4/10
Predictable, clichéd Dietrich potboiler
9 April 2007
Warning: Spoilers
A sadly predictable, clichéd story about a woman who was no better than she should have been. Sadly, too, the screenplay is by the once-great experimental novelist John Dos Passos, from an original by French exotic potboiler Pierre Louys. This time Marlene Dietrich is Concha, a manipulative, cold-hearted Spanish beauty. Don Pasqual (Lionel Atwill) raises her from the cigarette factory, but she ditches him. He warns his tall young friend Antonio (Cesar Romero) against her, but to no avail. A duel ensues, Concha reproaches Pasqualito for trying to kill the only man she ever cared for, so he doesn't: he points his pistol at the sky, but Antonio shoots him. But instead of going off to Paris with the young victor, she goes back to the man who would have died for her.
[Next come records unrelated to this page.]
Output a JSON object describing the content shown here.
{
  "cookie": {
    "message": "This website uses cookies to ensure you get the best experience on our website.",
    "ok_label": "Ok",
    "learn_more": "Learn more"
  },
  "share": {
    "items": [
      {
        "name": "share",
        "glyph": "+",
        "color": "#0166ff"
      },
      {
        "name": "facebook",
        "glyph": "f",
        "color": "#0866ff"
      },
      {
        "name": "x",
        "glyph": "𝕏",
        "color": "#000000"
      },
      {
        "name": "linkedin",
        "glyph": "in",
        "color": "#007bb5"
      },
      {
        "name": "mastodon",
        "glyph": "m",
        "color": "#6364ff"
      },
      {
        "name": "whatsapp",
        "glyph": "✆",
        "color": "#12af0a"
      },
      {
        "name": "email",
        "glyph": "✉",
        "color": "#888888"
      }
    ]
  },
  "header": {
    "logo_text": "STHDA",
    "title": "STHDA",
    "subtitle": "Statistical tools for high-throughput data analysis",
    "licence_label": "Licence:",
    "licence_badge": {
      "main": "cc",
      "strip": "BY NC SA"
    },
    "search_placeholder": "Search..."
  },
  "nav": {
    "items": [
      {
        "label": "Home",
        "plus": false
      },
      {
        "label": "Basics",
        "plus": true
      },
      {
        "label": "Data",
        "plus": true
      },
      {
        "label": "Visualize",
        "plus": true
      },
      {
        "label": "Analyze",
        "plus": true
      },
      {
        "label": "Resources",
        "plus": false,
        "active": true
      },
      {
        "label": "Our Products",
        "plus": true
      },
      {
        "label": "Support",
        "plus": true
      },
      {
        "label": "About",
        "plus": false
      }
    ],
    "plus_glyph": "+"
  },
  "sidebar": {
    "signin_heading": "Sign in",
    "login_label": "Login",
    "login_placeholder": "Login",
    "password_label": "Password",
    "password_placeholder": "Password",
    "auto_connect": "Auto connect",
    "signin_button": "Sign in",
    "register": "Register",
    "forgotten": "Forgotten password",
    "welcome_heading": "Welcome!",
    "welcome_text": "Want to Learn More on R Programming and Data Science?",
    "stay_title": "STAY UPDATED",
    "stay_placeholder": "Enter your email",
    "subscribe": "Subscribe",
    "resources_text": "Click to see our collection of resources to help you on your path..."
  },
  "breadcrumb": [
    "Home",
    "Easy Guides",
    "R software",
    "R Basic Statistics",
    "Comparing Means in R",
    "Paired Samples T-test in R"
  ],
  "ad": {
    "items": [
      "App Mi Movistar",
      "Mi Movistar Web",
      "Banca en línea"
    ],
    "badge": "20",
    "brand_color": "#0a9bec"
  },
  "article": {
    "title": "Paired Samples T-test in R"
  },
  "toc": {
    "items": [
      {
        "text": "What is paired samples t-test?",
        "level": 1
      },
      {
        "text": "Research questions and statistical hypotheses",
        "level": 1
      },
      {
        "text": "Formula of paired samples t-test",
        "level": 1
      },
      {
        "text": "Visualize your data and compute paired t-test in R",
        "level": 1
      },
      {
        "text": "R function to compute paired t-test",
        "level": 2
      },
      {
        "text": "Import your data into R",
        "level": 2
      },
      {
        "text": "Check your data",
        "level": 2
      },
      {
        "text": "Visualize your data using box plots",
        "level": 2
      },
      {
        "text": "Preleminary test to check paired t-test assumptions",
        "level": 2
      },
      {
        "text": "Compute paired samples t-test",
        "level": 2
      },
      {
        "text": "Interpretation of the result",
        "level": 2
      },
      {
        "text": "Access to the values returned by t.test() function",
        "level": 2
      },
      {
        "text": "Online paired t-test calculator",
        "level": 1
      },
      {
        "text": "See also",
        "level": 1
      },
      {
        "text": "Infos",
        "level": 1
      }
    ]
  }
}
With an unexpected bit by Edward Everett Horton as a Spanish Governor. Dietrich plays the part of a Spanish woman by moving constantly, twisting at the waist and posturing and then twisting back, flouncing, tossing her head, and so forth. And she makes faces, and has a curl in the middle of her forehead. The photography is strangely crowded: no outdoor scene can be shot except through a tangle of bare trees, no interior scene can be shot without so much busy detail that it's almost impossible to follow people moving across a room, no consecutive scene of Dietrich can be shot without a major wardrobe change. The carnival scenes are so full of confetti and streamers it's almost like an underwater scene in the Sargasso Sea.